My kids school ever so helpfully calls me from a variety of blocked, unknown and random numbers…

This is actually pretty easy to do with local LLMs: https://justine.lol/matmul/#:~:text=For%20example%2C%20let%2....

It's not a large project, but you would need fine-tuning or a lot of few-shot examples to approach SpamAssassin's efficacy. It would still be slower than SpamAssassin. This is one of those "X but with LLM" ideas :)

As far as I know, Gmail has a neural net which is trained by examples from people reporting spam. That is a more potent approach. If you're going to restrict the output grammar to 'true or false', why even run a giant net? You could achieve the same loss with a much smaller one.


I once had an idea for an app for managing multiple phone numbers.

The idea being you would have a unique phone number or ext for each contact you want to give. Don't know if it's viable or not.

But I think there's need to be a unique key for everyone you give your number too.

This would enable two things.

1. Discard it as soon as it has been compromised.

2. Know who is leaking your information.

I don't really know if it's a viable solution to implement in practice though.


There are 7,920,000 telephone numbers per area code and 335 area codes. See https://www.puc.texas.gov/industry/maps/areacodes/txareacode... and https://www.twilio.com/docs/glossary/north-american-area-cod.... I don't know much about VOIP and how many of those numbers are allocated. So that over 2.5 billion total #s.

Still I think you'd need extensions or something which probably would not work with texting, etc.


I’ve been doing this with an eSIM and two VoIP lines doing call forwarding.

So I have a line for:

- my personal line for friends and family (primary eSIM)

- utilities/banking (secondary eSIM because these seem to hate voip numbers)

- store programs and shopping

- what I give out to people I don’t consider family or close friends

I initially ignore everything but the personal line.


Just like "virtual" credit card numbers.

"You can try to block, encrypt and unsubscribe your way out of it, but you may not succeed."

I'm doing pretty great, thank you very much. Haven't seen an ad in decades, my spam folder is empty and on average, I get one annoying call a year. What bothers me is the declining quality of Google Search results.

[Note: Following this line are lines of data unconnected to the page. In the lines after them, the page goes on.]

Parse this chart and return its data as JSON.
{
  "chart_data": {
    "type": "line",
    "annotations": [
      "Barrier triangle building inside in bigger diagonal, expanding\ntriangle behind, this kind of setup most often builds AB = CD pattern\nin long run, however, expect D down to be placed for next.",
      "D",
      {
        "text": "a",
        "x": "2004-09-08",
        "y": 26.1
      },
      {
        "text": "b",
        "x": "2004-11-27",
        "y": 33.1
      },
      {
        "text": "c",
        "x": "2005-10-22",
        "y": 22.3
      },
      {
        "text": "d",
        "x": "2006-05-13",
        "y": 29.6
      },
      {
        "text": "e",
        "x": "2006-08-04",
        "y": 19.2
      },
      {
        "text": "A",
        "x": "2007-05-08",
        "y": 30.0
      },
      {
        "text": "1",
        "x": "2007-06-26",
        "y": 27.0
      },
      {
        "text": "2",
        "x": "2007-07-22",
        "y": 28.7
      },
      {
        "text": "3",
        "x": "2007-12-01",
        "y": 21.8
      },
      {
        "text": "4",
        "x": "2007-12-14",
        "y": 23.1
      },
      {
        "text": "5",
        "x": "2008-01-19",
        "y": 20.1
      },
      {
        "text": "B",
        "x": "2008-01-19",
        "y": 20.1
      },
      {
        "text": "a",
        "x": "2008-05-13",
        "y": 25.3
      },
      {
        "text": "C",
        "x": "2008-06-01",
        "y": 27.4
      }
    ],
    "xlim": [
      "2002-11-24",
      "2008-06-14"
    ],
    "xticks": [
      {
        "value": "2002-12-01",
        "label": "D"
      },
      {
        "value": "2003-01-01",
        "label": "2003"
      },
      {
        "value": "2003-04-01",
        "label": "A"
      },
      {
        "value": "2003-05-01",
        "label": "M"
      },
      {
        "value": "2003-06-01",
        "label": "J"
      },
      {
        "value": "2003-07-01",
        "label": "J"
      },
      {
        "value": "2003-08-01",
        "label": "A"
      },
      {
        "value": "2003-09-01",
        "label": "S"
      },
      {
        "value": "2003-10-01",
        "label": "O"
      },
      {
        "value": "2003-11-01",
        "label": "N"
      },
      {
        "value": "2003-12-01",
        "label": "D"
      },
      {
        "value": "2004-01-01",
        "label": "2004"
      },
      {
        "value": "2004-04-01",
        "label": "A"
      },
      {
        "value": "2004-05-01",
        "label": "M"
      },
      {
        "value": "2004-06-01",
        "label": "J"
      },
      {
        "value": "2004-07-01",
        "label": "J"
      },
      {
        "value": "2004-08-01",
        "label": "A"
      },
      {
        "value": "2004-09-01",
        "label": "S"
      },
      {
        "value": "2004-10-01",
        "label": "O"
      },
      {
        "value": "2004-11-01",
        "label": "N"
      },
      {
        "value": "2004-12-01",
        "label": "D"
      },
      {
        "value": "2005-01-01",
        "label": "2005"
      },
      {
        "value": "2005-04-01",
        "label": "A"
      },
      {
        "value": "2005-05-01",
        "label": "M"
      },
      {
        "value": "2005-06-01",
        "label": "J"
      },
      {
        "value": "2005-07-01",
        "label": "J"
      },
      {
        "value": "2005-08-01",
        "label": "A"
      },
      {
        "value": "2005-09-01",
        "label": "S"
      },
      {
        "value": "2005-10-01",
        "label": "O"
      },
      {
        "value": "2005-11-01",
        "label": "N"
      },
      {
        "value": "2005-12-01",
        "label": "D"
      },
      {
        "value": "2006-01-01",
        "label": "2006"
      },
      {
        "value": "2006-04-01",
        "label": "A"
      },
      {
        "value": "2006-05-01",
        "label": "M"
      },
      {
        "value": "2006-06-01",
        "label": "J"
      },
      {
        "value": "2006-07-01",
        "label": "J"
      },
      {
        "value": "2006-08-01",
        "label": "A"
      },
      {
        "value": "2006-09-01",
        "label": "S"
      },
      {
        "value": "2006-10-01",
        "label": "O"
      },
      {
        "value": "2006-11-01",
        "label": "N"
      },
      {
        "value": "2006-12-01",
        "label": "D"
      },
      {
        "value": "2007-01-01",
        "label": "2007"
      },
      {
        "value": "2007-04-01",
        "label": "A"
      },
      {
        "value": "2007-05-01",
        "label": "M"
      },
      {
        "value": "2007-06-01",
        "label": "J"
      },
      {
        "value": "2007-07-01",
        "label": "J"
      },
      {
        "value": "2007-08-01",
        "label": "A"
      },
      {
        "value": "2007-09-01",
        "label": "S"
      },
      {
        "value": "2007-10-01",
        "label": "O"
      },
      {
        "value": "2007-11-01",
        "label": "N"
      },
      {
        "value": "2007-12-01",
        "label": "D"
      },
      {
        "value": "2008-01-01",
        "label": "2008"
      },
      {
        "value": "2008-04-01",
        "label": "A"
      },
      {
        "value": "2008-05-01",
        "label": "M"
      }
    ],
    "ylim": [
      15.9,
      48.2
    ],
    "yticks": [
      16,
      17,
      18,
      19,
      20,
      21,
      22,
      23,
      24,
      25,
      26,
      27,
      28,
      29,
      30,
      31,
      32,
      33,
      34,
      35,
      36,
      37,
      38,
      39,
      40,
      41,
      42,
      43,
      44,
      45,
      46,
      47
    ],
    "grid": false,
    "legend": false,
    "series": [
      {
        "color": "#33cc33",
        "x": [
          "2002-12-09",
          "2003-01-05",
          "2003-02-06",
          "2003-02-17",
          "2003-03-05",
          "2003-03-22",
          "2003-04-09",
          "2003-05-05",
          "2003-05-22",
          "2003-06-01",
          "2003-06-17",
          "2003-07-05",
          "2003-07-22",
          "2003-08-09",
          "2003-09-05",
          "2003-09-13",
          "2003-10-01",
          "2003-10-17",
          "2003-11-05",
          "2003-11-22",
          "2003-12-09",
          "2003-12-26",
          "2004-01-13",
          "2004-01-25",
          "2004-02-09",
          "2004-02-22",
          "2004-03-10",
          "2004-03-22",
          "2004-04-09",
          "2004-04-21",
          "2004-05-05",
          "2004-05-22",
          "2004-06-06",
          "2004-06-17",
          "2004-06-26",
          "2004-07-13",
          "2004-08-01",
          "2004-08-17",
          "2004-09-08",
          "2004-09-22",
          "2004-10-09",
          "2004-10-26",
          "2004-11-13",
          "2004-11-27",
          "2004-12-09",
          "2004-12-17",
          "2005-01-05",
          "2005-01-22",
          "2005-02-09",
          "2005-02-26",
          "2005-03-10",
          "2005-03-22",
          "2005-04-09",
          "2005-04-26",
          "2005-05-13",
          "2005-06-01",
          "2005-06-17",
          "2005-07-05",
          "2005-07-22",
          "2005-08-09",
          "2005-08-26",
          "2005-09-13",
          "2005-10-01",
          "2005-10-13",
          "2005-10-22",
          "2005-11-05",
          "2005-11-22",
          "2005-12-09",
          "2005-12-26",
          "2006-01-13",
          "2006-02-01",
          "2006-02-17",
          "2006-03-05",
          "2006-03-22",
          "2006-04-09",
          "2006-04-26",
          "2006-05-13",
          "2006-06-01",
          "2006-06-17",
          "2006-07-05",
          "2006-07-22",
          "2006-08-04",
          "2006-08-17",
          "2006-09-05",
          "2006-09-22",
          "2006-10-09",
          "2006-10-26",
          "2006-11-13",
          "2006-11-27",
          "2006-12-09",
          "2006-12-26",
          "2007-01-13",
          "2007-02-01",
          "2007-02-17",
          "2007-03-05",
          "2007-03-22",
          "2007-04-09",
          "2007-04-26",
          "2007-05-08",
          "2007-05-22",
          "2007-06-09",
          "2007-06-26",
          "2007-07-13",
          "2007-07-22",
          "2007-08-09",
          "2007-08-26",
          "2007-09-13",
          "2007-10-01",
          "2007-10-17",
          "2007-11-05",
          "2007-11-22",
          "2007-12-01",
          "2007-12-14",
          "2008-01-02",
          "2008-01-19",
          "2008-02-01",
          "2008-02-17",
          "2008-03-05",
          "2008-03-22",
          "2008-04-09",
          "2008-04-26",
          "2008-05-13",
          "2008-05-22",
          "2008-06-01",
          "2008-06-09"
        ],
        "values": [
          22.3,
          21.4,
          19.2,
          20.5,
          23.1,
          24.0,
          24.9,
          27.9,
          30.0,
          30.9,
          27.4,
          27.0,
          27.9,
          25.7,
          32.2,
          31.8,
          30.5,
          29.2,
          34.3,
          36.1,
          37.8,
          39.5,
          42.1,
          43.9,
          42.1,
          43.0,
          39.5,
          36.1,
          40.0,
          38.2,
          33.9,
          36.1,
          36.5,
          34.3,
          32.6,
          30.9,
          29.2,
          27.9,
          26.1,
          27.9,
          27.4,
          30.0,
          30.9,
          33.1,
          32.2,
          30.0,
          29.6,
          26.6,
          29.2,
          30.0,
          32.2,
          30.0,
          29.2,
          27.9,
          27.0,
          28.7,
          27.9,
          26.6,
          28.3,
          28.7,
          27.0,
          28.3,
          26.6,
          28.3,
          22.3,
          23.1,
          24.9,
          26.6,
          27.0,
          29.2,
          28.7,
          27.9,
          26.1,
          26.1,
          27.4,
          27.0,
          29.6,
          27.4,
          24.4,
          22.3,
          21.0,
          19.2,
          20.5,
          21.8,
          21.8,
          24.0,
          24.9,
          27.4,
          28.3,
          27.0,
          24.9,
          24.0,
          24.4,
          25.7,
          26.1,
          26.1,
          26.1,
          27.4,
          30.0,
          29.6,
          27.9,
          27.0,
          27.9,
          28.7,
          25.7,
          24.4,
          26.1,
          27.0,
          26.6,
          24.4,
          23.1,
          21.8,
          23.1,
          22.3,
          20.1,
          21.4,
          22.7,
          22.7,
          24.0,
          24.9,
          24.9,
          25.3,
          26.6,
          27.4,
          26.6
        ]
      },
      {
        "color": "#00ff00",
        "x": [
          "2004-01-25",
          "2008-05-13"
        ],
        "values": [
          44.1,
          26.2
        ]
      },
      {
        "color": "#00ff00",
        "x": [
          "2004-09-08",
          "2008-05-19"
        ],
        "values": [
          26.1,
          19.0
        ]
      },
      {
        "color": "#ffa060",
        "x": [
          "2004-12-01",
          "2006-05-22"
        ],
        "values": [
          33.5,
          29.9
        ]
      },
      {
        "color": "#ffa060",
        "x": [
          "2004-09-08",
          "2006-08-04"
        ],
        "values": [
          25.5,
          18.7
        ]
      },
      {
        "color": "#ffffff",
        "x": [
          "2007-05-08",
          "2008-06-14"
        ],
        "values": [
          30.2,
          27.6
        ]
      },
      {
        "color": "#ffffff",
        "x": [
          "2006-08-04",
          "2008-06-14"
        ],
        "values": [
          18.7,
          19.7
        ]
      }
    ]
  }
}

Ed Zitron did a reasonable rant about why this is happening.

https://www.wheresyoured.at/the-men-who-killed-google/


When the author describes digital life as it is today in the opening paragraphs, it’s so in contrast to how life was in the 90s or early 00s. My first thought reading that was not about scams, but about how poked and prodded we are from every direction by every digital thing relentlessly every hour of every day.


I remember back when I lived in the US, I got daily spam calls. I never get spam calls in Europe. I wonder why that is and if that's still the case (lived there between 2014 and 2018)

I haven't answered the phone since 2002. Hopefully that answers the question.

I used to get sooo many in Australia, but in Austria I only got some during the early covid months.

Yeah, it is pretty bad in Oz now. My wife and I have fun every night playing our missed call messages to see what spam calls we got for the day.

The important part of this article to me is where the author writes that for some companies or government agencies, their communication practices do not pass muster. I’m very curious to learn more about that crappy government letterhead that the quoted psychologist Pamela Rutledge mentioned.

I have three mobile numbers...1 for trust people, the second is for business and the last is for authentication and tied to an account that is not tied to my real name. There is too much information collection going on.